She lives with her husband, along with her son, daughter-in-law and two grandchildren in the neighboring town of Nakagawa. She used to play gateball, but stopped when she hurt her back more than 10 years ago.
While she was looking for an activity to kill time, she stumbled across the game arcade. She now commutes to the game center by car, driving 40 minutes or so one way, four days a week. She at times stays from around noon until the store closes at 9 p.m.
Rakuichi Rakuza started seeing more elderly customers in groups around five years ago. Clusters of senior citizens in front of the store before it opens at 9 a.m., sharing home-made pickles as they wait, are a common sight.
Such elderly customers have created a business boon for an industry that has long been in decline.

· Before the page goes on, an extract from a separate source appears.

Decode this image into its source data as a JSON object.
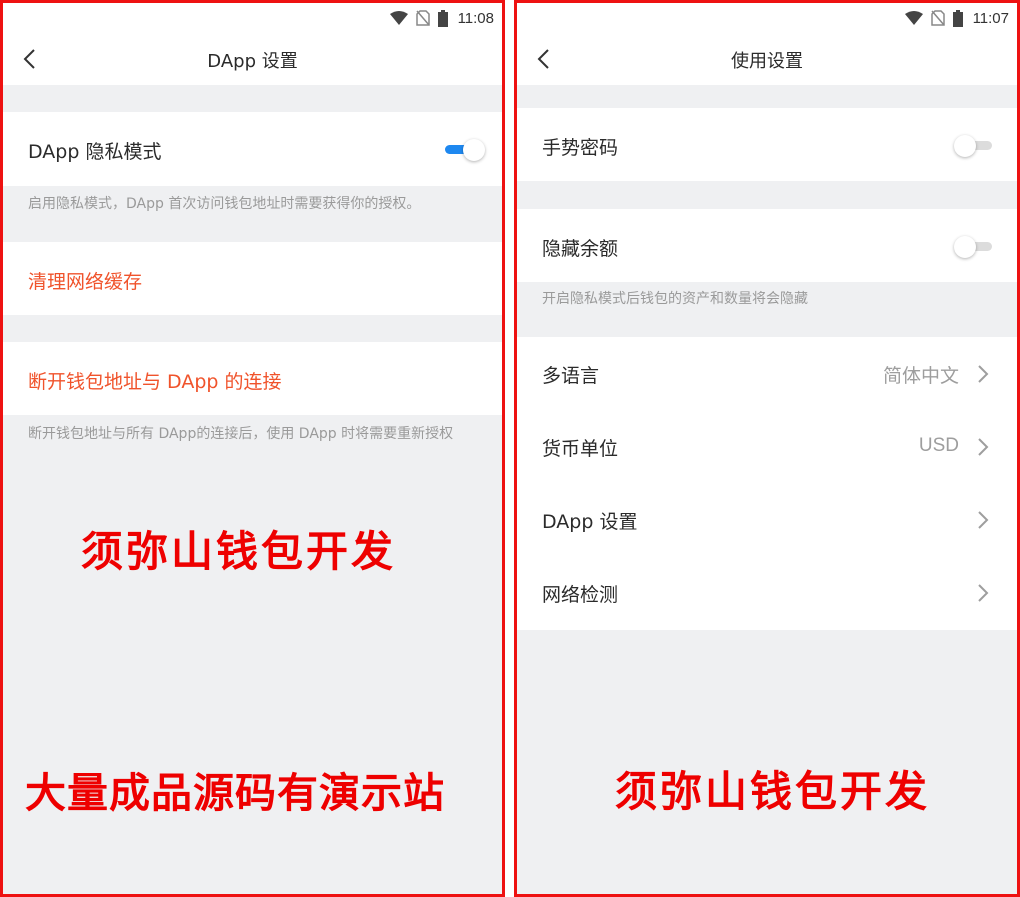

The number of game arcades stood at 5,400 nationwide in 2014, one fifth of the peak in 1986, at 26,500, according to National Police Agency statistics. An official at the All Nippon Amusement Machine Operators’ Union, an industry body of game machine centers, attributed the downtrend to a decline in the number of children, who once formed the traditional customer base for such outlets, and the proliferation of smartphone games.
The game industry is keen to tap the emerging demand among the elderly. At Rakuichi Rakuza in Tsukushino, game prizes used to be stuffed toys and sweets; they now include agricultural produce such as sweet potatoes and cooking oil.
The response from customers has been encouraging. Game arcade employees pick prizes that satisfy elderly customers, visiting the farmers who grow such produce directly and making sure they are of high quality.
Capcom, a major game software developer, also shifted to target the elderly around 2012. Managers of the firm’s amusement facilities regularly visit nursing care facilities to learn how to handle wheelchairs and teach the elderly how to use game machines.
Businesses have tried to create an environment in which the elderly can communicate with other users, and not get absorbed too much in playing games alone. An official at Wide Leisure, which operates the Rakuichi Rakuza chain, said the firm set up benches in the store so customers can sit and chat.
“It is common knowledge in our company that we cannot survive without tapping the elderly market,” the official said.
Yoshiki Morimoto, professor of welfare at Rikkyo University, said the activities and tastes of elderly customers are diversifying. “If the elderly have more options to foster a community network, it can help them keep from being isolated,” he said, noting that he sees such trends positively.